How To Set Up A Business In The UK

A lot of people nowadays think they'd like to set up their own business. Thanks to Gordon Gecko, Donald Trump and Alan Sugar, business is no longer boring. Every office minion dreams of being the boss.

We picture ourselves making deals, giving orders, driving a convertible and eating 4-star food with a 5-star wife, in a mansion by the sea.

And why not?

To get these things we have to have money. And how do you get money? By theft or trade.

(Let's assume you don't want to end up in jail.)

How do you trade? You 'set up in business'.

Here's how to set up a business in the UK.

The UK is quite friendly to capitalism, at least in a business's early stages. You can start a sole trader.

UK residents: All you need to is tell HMRC (Her Majesty's Revenue Commissioners) that you're now self-employed. You then submit annual returns after you have traded for 1 year. It's better to hire an accountant to do this, unless you understand accounting terms.

A sole trader can trade as Johnny Fortescue or Johnny Fortescue t/a Smiling Pineapple. The t/a means Trading As. You can get a bank account as 'Johnny Fortescue t/a Smiling Pineapple'. Then Mr. Fortescue can accept cheques paid to Smiling Pineapple.

After being in business a while, he may decide to form a company. This is usually done for tax reasons or because there are more people who want a share of the business. Foreign residents can set up a UK company.

- Read more about going from a sole trader to a limited company

- Read more about forming a limited company

- Read more about what documents you need to form a UK Limited Company

- Read more about what a UK Limited Company is

- Read more about what documents you get with a UK Limited Company

You can register a UK limited company at any address in the UK. It cannot be at a foreign address. This address is public information and will end up on websites.
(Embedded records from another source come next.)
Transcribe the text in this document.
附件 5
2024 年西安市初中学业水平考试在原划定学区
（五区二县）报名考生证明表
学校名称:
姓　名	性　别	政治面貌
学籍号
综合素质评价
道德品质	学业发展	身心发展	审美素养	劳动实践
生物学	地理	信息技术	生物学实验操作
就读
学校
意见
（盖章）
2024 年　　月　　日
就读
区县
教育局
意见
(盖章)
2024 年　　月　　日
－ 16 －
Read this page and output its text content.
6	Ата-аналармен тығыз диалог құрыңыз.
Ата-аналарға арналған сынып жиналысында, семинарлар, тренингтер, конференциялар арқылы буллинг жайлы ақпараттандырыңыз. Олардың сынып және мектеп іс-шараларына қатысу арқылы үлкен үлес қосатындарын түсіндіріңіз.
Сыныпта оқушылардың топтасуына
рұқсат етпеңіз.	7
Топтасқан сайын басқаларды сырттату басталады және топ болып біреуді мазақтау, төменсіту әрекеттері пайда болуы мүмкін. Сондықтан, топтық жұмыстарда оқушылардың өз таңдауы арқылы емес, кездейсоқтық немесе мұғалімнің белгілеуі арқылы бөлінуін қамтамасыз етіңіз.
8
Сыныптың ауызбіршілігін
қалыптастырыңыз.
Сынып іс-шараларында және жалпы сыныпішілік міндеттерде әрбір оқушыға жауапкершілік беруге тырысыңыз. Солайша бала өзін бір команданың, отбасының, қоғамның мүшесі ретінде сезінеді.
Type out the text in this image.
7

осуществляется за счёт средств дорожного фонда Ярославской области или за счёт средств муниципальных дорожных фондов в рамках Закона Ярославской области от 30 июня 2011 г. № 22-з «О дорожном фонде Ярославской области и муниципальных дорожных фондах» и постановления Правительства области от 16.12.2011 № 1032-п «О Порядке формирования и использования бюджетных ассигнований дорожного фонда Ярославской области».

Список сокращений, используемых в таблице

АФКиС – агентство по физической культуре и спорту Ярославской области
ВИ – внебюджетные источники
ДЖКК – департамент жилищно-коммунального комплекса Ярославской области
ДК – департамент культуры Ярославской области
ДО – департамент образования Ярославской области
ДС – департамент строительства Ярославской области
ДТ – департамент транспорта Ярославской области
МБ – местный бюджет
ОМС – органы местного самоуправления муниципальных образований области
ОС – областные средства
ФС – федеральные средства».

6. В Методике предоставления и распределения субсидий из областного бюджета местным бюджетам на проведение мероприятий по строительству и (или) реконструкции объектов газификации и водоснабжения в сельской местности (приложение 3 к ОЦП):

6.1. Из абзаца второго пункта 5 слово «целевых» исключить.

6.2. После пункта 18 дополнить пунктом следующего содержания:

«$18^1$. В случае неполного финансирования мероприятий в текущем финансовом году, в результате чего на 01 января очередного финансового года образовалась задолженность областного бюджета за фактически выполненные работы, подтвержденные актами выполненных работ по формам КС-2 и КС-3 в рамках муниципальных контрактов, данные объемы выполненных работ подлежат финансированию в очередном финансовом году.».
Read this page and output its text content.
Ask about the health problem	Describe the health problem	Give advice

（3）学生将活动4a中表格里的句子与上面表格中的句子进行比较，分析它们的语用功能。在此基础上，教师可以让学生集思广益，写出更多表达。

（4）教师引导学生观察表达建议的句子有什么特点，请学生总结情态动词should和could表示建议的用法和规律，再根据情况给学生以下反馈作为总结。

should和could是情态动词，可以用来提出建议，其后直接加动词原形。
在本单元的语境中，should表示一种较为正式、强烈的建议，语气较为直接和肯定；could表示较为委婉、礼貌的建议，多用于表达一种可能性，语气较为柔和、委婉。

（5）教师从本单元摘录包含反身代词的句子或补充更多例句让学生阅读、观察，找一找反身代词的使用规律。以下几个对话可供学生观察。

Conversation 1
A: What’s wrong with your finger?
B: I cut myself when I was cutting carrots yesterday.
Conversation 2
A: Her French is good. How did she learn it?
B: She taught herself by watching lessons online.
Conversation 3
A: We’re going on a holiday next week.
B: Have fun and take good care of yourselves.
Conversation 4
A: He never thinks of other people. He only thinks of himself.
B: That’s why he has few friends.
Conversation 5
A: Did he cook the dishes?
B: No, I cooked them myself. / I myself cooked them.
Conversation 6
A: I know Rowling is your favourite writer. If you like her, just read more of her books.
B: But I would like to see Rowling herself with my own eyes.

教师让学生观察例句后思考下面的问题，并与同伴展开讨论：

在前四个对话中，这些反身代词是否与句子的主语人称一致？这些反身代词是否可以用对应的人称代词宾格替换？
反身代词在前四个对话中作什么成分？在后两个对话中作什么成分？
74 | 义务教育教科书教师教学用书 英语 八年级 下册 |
For these reasons people use an accommodation address like ours and get their mail redirected.

- Read more about mail redirection

- Read more about how to change a UK company's Registered Office

- Read more about how to choose a mail forwarding address

When you've got a company set up, the next thing you'll need is a bank account. You shouldn't use your personal bank account for your company's finances. It will look strange and will lead to accounting problems.

- Read more about how to get a UK bank account

The next thing you'll need is a UK telephone number. Thanks to the break up of utility monopolies, telecoms are now quite cheap here. You can buy a number and redirect it anywhere.

- Read more about what kind of phone number to get

When the business takes off you may get tired of working from home or need to take on some staff. You can communicate via the internet but 'face-time' can be very important. A halfway-house is renting desk space for a day or two a week.

- Read more about hot desking

When your Limited Company has been running for a year, you will need to submit returns to HMRC and Companies House.

- Read more about submitting annual returns

- Read more about annual returns deadlines

If your income goes above a certain threshold, you will need to register for VAT. This is the UK's version of a sales tax.

- Read more about registering for VAT

Businesses in the 21st century are reliant on the internet. Office and media software is very expensive, especially when you have to buy licences for a group of people. There are open-source and free alternatives available.

- Read more about free business software

In time, your business may fail and you need to close it down. This is not the end of the world. It happens all the time. The trick is to make it as painless as possible. Some people go down in flames and some make a smooth exit, stage-right.

- Read more about how to close down a business in the UK

A business which is in trouble will attract nasty phone calls and letters. This is normal. Debt collectors  go through a list of tricks to get you to pay up. That's fine. It's their job, and you do owe the money.

It can, however, be a very unpleasant experience. When there's simply no money to be had, you don't need the hassle. First-time businessmen can get very upset about receiving legal letters in the post.

Again, this is normal. Many people have gone through this before. Some even factor it into their business model!


- Read more about what to do if you are sued

Ok, that's about it for setting up a UK biz.

While the locals man about red tape, it's a lot easier to operate here than in, say, Spain. The government tends to leave you alone unless you're dumping cyanide into the canal. During the 80's making money became fashionable and that allure continues. Britain failed to support its manufacturing industries in the 70's, due to industrial strife,  so now relies on finance and services industries to generate the moolah.

This means that the small businessman is generally encouraged to succeed, so as to generate the lovely tax revenue to support a first-world welfare state.

Things do get pricey if you have a high-street premises. Then the local council will sting you for business rates and your landlord will charge stupid rents.

(This is why high streets have boarded-up shopfronts outside of boom eras. No one except bookies and loan-sharks can afford the silly rents.)

Be aware that there is still a class-system here and that while you might be making mega-bucks, you still won't be good enough for some people. Well, so what!

Britain has a 1500 year-old civilisation. It once ran the world, so you can expect the locals to have a 'been-there, done-that' attitude. You're not really 'in' until the fourth generation. There's us and there's them and only a Californian acid-head expects permission to marry your daughter on first meeting.

Otherwise, it's a 20% tax rate and a first-world infrastructure, with every opportunity to succeed!